My lady your wife is reasonably strong waxed, the Lord be thanked, and she took her will in that matter like as she doth in all other.'[18] [Footnote K: The convent of Minoresses, or Franciscan nuns, outside Aldgate.] There are, indeed, a hundred evidences of the warmth of Betson's affection for the Stonors and of the simple piety of his character.
Sometimes he ventures to give them good advice.

Dame Elizabeth was somewhat uplifted by her elevation from the ranks of the mercantile bourgeoisie to a place among the country gentry, and was apt to be extravagant, nor was her husband entirely guiltless of running up bills.
We hear of the ale brewer and the bread baker calling daily upon his agent for money, and on one occasion the Stonors owed over L12 to Betson's own brother, a vintner, for various pipes of red and white wine and a butt of Rumney[L][19].

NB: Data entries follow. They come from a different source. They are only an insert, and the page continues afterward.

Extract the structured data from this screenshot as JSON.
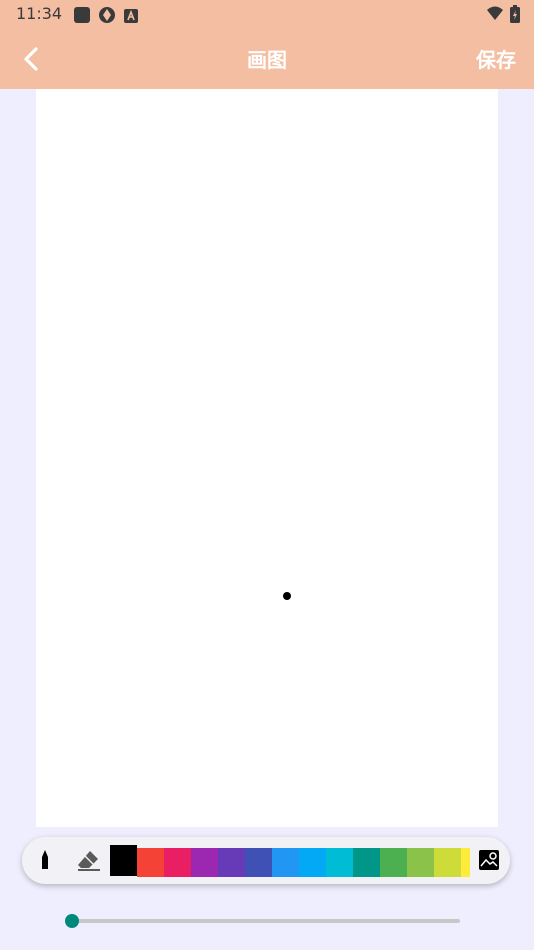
{
  "status_bar": {
    "time": "11:34",
    "left_icons": [
      "square-app-icon",
      "aperture-icon",
      "a-letter-icon"
    ],
    "right_icons": [
      "wifi-icon",
      "battery-icon"
    ]
  },
  "app_bar": {
    "title": "画图",
    "save_label": "保存",
    "back_icon": "chevron-left-icon",
    "background": "#f4bea2"
  },
  "canvas": {
    "background": "#ffffff",
    "strokes": [
      {
        "shape": "dot",
        "color": "#000000"
      }
    ]
  },
  "toolbar": {
    "pen_icon": "pen-icon",
    "eraser_icon": "eraser-icon",
    "image_icon": "image-icon",
    "selected_color": "#000000",
    "colors": [
      "#000000",
      "#f44336",
      "#e91e63",
      "#9c27b0",
      "#673ab7",
      "#3f51b5",
      "#2196f3",
      "#03a9f4",
      "#00bcd4",
      "#009688",
      "#4caf50",
      "#8bc34a",
      "#cddc39",
      "#ffeb3b"
    ]
  },
  "brush_size": {
    "value_fraction": 0.0,
    "accent": "#00897b"
  }
}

So Thomas writes to Dame Elizabeth, on his way to the mart: 'Our blessed lord Jesus Christ preserve you both in honour and worship virtuously to continue in God's pleasure and also to send you good and profitable counsel and grace to do hereafter.

This is and shall be my prayer forsooth every day; your honour and worship of countenance hereafter sticketh as nigh mine heart as doth any friend, man or other about you, by my troth, our blessed Lord so help me.